Nous pensons que la BCE devrait discuter d’une hausse de 25 pbs ou 50 pbs en septembre, mais que la probabilité d’une hausse de 50 pbs est très élevée dans la mesure où l’inflation devrait encore augmenter pendant l’été et la politique monétaire sera très dépendante de ces données. Après l’été, le cycle des hausses des taux devrait continuer graduellement tant que les prévisions d’inflation à moyen terme ne reviendront pas à 2%. Le taux de refinancement devrait se diriger vers 1.5%-1.75% courant 2023, c’est-à-dire le niveau que la plupart des gouverneurs de la BCE considère comme neutre.
Nous pensons que la BCE pourrait ralentir le rythme des hausses de taux d’intérêt après septembre si l’économie européenne devait se contracter brutalement, puisque la récession contiendrait les pressions inflationnistes à moyen terme, malgré la flambée inflationniste en 2022 et 2023. Un tel scenario se produirait, par exemple, si la Russie interrompt toutes les livraisons de gaz à l’Union Européenne. Pour l’instant, ce risque diminue à très court terme puisque les flux de gaz vers l’Allemagne reprennent sur le gazoduc Nordstream 1, à capacité réduite (30%-40%), comme c’était le cas avant les travaux de maintenance de juillet.

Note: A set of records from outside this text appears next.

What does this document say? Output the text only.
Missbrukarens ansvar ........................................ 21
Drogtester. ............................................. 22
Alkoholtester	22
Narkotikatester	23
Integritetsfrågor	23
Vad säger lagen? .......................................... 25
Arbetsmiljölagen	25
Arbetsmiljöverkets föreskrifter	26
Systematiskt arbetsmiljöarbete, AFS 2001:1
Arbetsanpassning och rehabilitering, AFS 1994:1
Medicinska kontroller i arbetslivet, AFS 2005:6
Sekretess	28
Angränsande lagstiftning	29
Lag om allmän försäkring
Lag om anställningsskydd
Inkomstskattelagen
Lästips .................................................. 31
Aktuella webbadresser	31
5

A l’inverse si l’évolution des prix et des salaires surprend à la hausse et la demande interne se montre résiliente, la BCE sera tentée d’accélérer le rythme des hausses des taux et d’arriver en territoire restrictif. Il n’y a pas actuellement d’éléments forts en ce sens.

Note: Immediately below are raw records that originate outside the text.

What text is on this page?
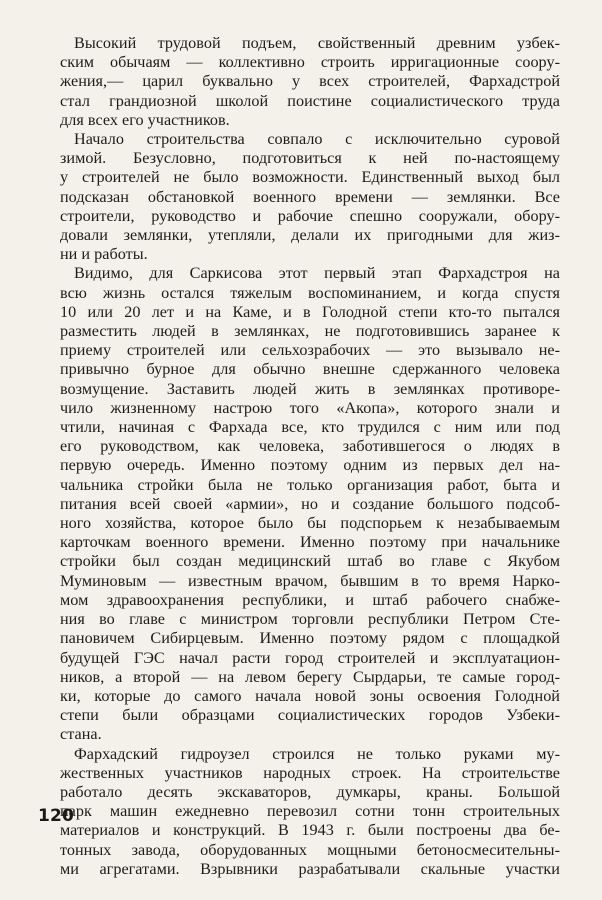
Высокий трудовой подъем, свойственный древним узбек-
ским обычаям — коллективно строить ирригационные соору-
жения,— царил буквально у всех строителей, Фархадстрой
стал грандиозной школой поистине социалистического труда
для всех его участников.
Начало строительства совпало с исключительно суровой
зимой. Безусловно, подготовиться к ней по-настоящему
у строителей не было возможности. Единственный выход был
подсказан обстановкой военного времени — землянки. Все
строители, руководство и рабочие спешно сооружали, обору-
довали землянки, утепляли, делали их пригодными для жиз-
ни и работы.
Видимо, для Саркисова этот первый этап Фархадстроя на
всю жизнь остался тяжелым воспоминанием, и когда спустя
10 или 20 лет и на Каме, и в Голодной степи кто-то пытался
разместить людей в землянках, не подготовившись заранее к
приему строителей или сельхозрабочих — это вызывало не-
привычно бурное для обычно внешне сдержанного человека
возмущение. Заставить людей жить в землянках противоре-
чило жизненному настрою того «Акопа», которого знали и
чтили, начиная с Фархада все, кто трудился с ним или под
его руководством, как человека, заботившегося о людях в
первую очередь. Именно поэтому одним из первых дел на-
чальника стройки была не только организация работ, быта и
питания всей своей «армии», но и создание большого подсоб-
ного хозяйства, которое было бы подспорьем к незабываемым
карточкам военного времени. Именно поэтому при начальнике
стройки был создан медицинский штаб во главе с Якубом
Муминовым — известным врачом, бывшим в то время Нарко-
мом здравоохранения республики, и штаб рабочего снабже-
ния во главе с министром торговли республики Петром Сте-
пановичем Сибирцевым. Именно поэтому рядом с площадкой
будущей ГЭС начал расти город строителей и эксплуатацион-
ников, а второй — на левом берегу Сырдарьи, те самые город-
ки, которые до самого начала новой зоны освоения Голодной
степи были образцами социалистических городов Узбеки-
стана.
Фархадский гидроузел строился не только руками му-
жественных участников народных строек. На строительстве
работало десять экскаваторов, думкары, краны. Большой
парк машин ежедневно перевозил сотни тонн строительных
материалов и конструкций. В 1943 г. были построены два бе-
тонных завода, оборудованных мощными бетоносмесительны-
ми агрегатами. Взрывники разрабатывали скальные участки
120
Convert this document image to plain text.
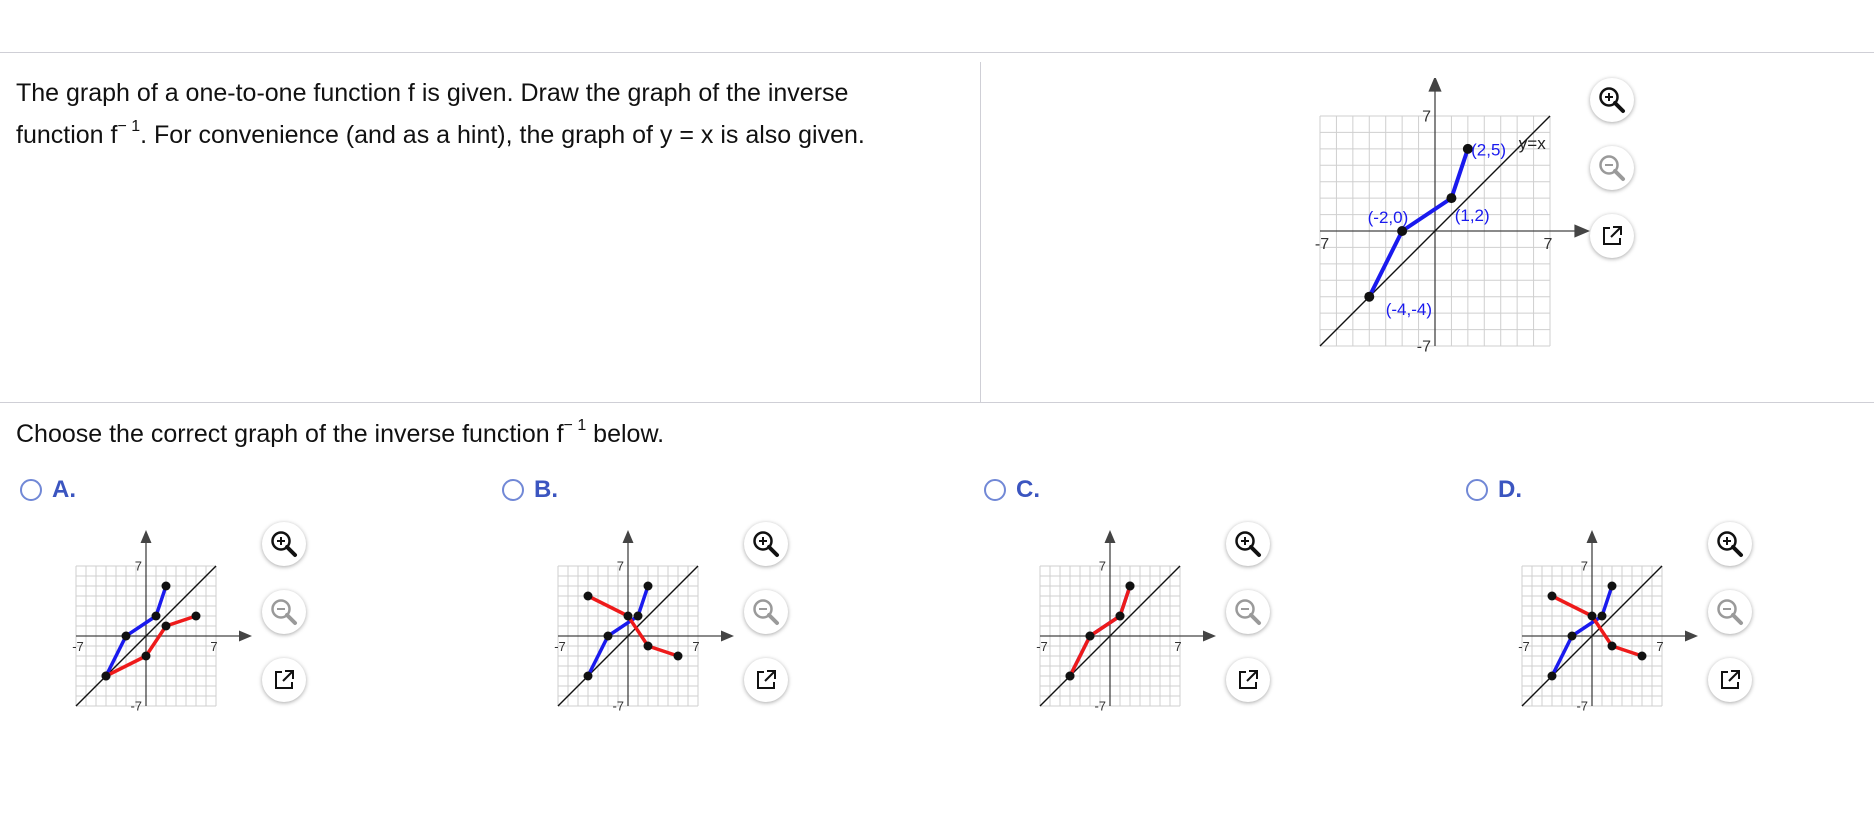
The graph of a one-to-one function f is given. Draw the graph of the inverse
function $f^{- 1}$. For convenience (and as a hint), the graph of y = x is also given.
7
-7
7
-7
(-4,-4)
(-2,0)	(1,2)
(2,5) y=x
Choose the correct graph of the inverse function $f^{- 1}$ below.
A.	B.	C.	D.
7
-7
7
-7
7
-7
7
-7
7
-7
7
-7
7
-7
7
-7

Comme prévu, la BCE a également approuvé à l’unanimité son nouvel outil anti-fragmentation (the Transmission Protection Instrument, TPI), c’est-à-dire un mécanisme qui devrait aider la BCE à garantir que les conditions monétaires se transmettent uniformément, et pas de façon désordonnée, dans tous les pays de la zone euro. Ceci se produirait s’il y avait un écartement injustifié des spreads souverains dans les pays périphériques de la zone euro, ce qui impliquerait des conditions de financement beaucoup moins accommodantes dans les pays périphériques par rapport aux pays « cœur ». La BCE ne s’est pas engagée sur un montant prédéfini d’achats, et l’ampleur des achats dépendra de la gravité des risques, mais l’outil permettra à la BCE de poursuivre plus efficacement la lutte contre l’inflation en continuant à normaliser les taux sans se préoccuper de l’écartement des spreads3 périphériques. Les achats seraient axés sur les titres du secteur public entre un et dix ans de maturité, mais des achats de titres du secteur privé pourraient être envisagés.

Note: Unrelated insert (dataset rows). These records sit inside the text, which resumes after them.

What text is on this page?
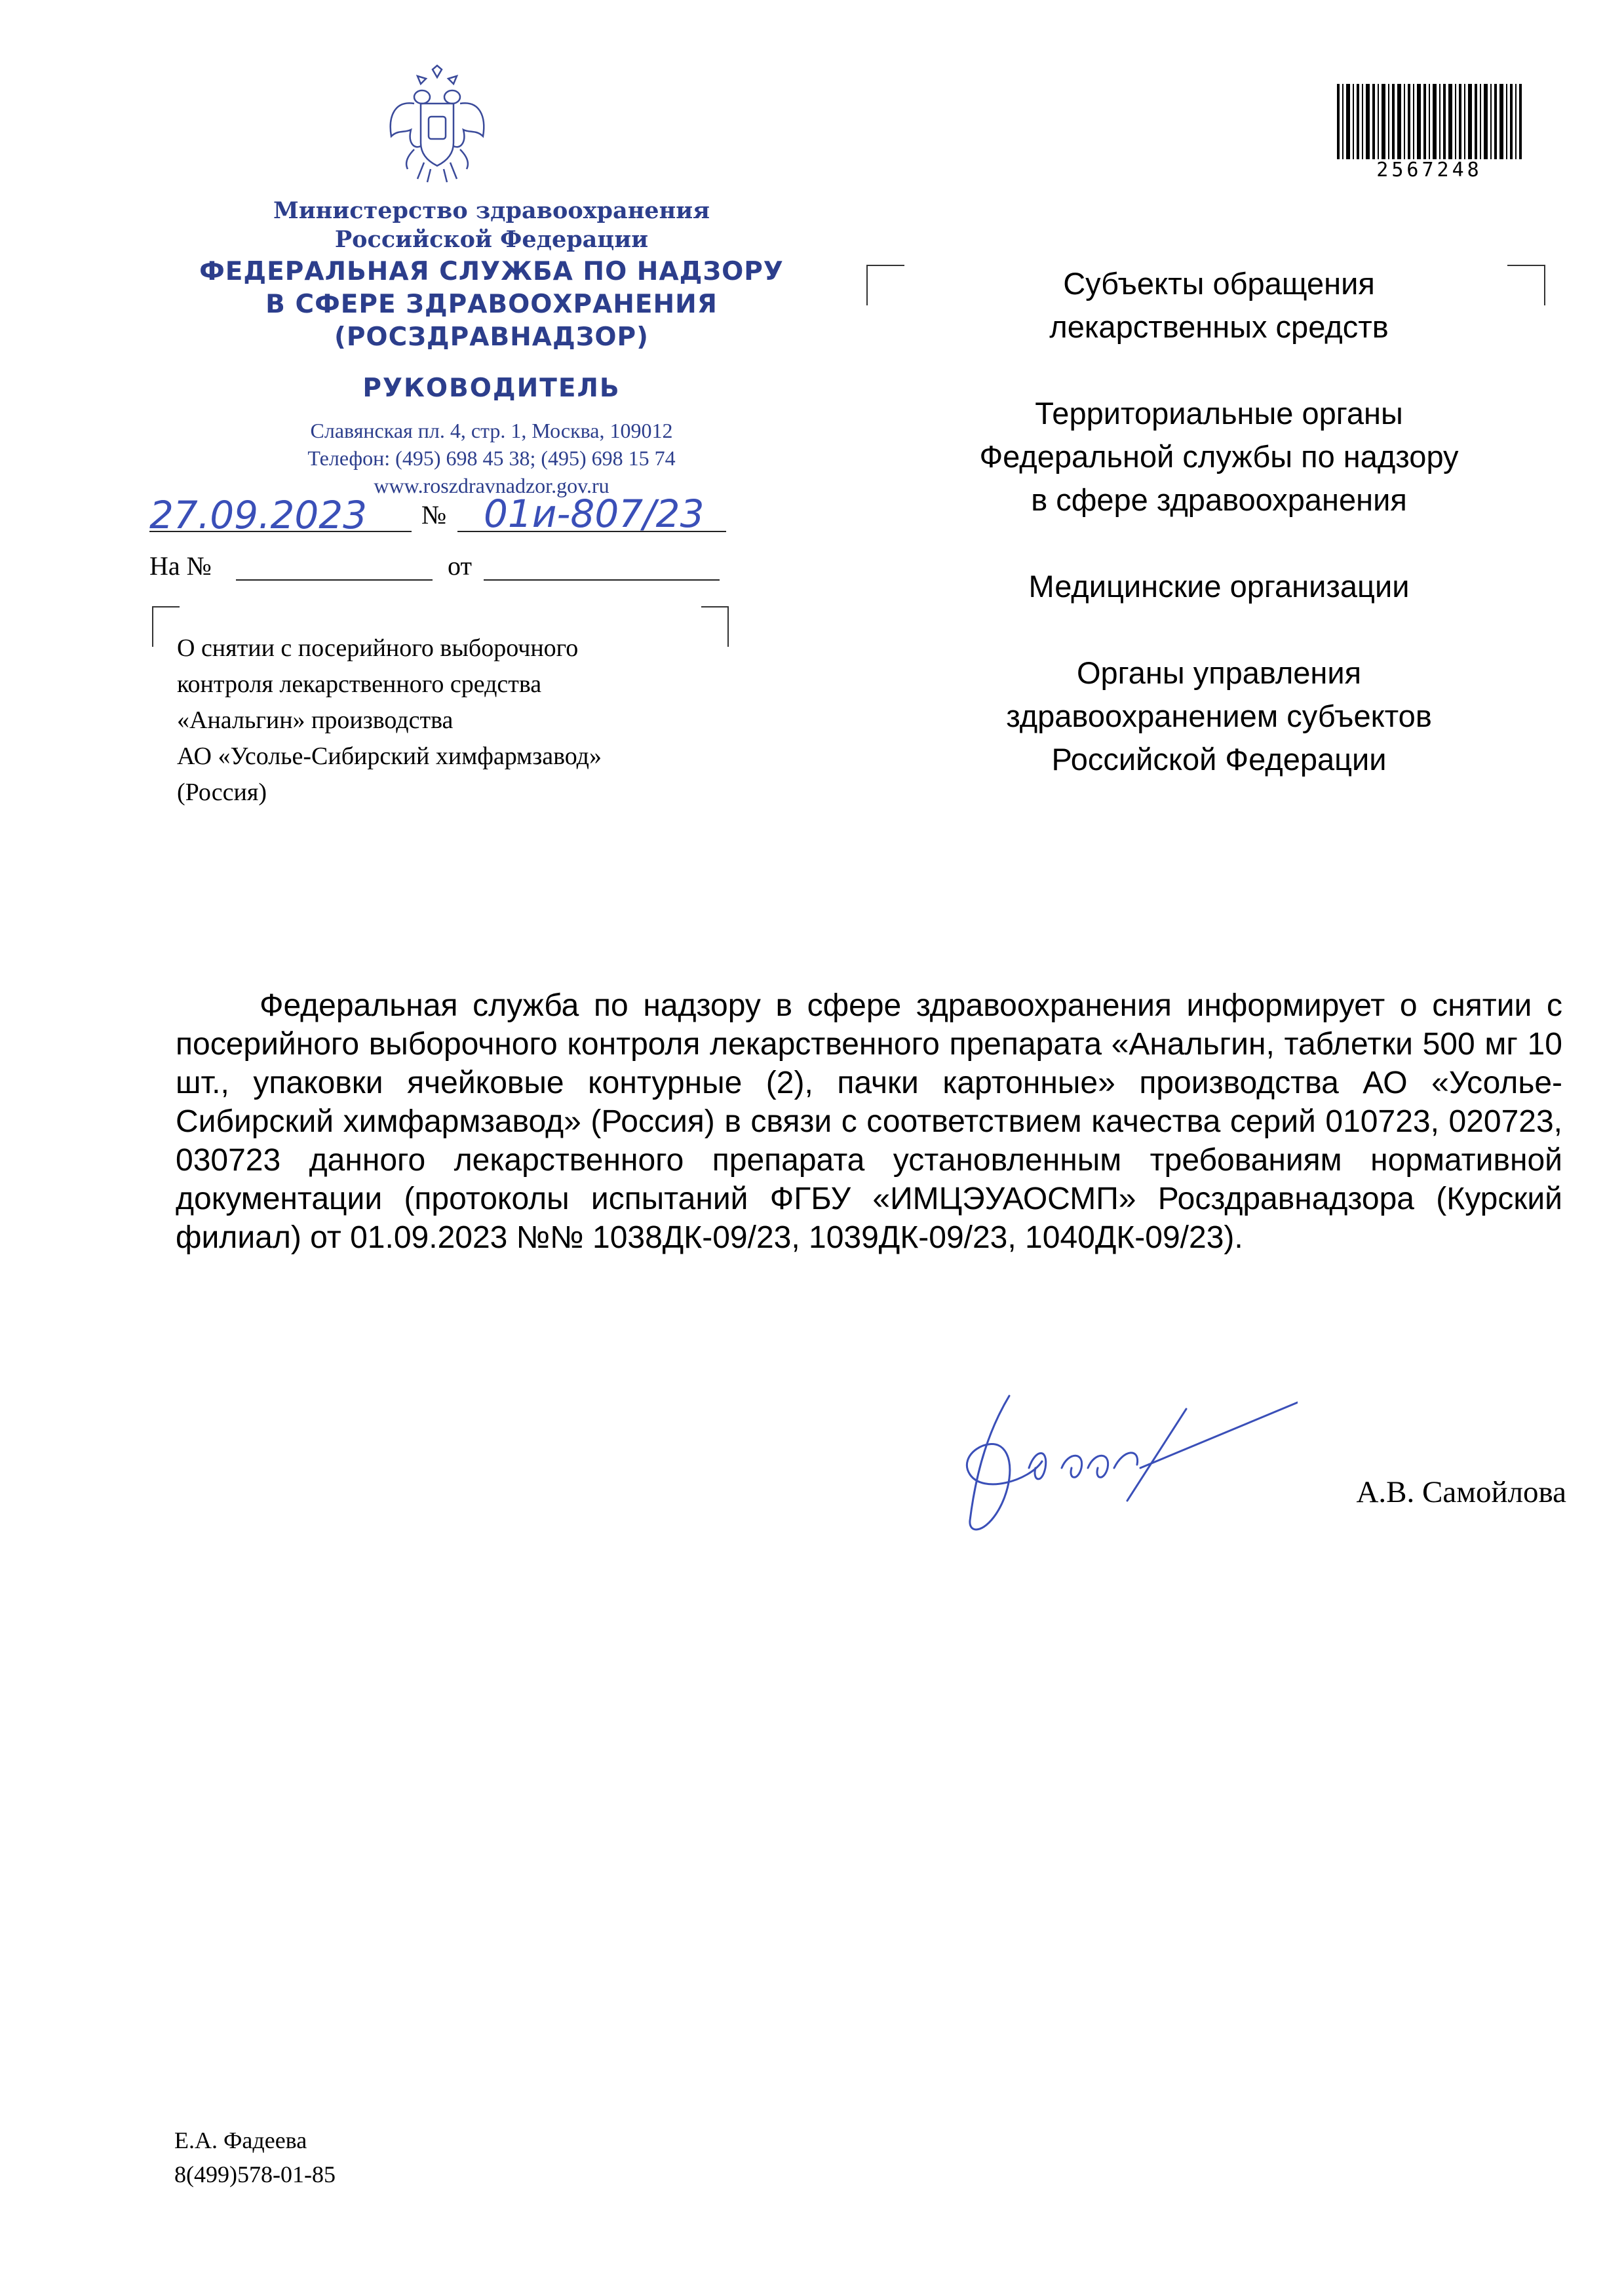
Министерство здравоохранения
Российской Федерации
ФЕДЕРАЛЬНАЯ СЛУЖБА ПО НАДЗОРУ
В СФЕРЕ ЗДРАВООХРАНЕНИЯ
(РОСЗДРАВНАДЗОР)
РУКОВОДИТЕЛЬ
Славянская пл. 4, стр. 1, Москва, 109012
Телефон: (495) 698 45 38; (495) 698 15 74
www.roszdravnadzor.gov.ru
27.09.2023 № 01и-807/23
На №	от
О снятии с посерийного выборочного
контроля лекарственного средства
«Анальгин» производства
АО «Усолье-Сибирский химфармзавод»
(Россия)

Субъекты обращения
лекарственных средств

Территориальные органы
Федеральной службы по надзору
в сфере здравоохранения

Медицинские организации

Органы управления
здравоохранением субъектов
Российской Федерации

2567248
Федеральная служба по надзору в сфере здравоохранения информирует о снятии с посерийного выборочного контроля лекарственного препарата «Анальгин, таблетки 500 мг 10 шт., упаковки ячейковые контурные (2), пачки картонные» производства АО «Усолье-Сибирский химфармзавод» (Россия) в связи с соответствием качества серий 010723, 020723, 030723 данного лекарственного препарата установленным требованиям нормативной документации (протоколы испытаний ФГБУ «ИМЦЭУАОСМП» Росздравнадзора (Курский филиал) от 01.09.2023 №№ 1038ДК-09/23, 1039ДК-09/23, 1040ДК-09/23).
А.В. Самойлова
Е.А. Фадеева
8(499)578-01-85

Si le risque de fragmentation se matérialise, le Conseil des gouverneurs se réserve le droit de l’activer de façon discrétionnaire sur la base de quatre critères d’éligibilité, dont beaucoup sont dans les mains des équipes de la Commission Européenne :
le respect du cadre budgétaire de l’UE (pas de procédure de déficit excessif), l’absence de déséquilibres macroéconomiques graves, la soutenabilité budgétaire, une politique macroéconomique saine et durable (le respect des engagements avec les cibles fixées dans le cadre du plan de relance européen).L’enjeu majeur pour la BCE était celui de convaincre les marchés de la crédibilité de cet outil, notamment dans un contexte de crise politique italienne ouverte avec la fin du gouvernement Draghi. Nous pensons que ce type de risque idiosyncratique, n’est pas nécessairement exclu de l’outil ex-ante, mais sous condition que le nouveau gouvernement italien montre une ligne de conduite conforme aux directives européennes et en ligne avec les règles fiscales européennes. En conséquence, à court terme, le risque d’un écartement des spreads, et notamment du spread italien, n’est pas négligeable.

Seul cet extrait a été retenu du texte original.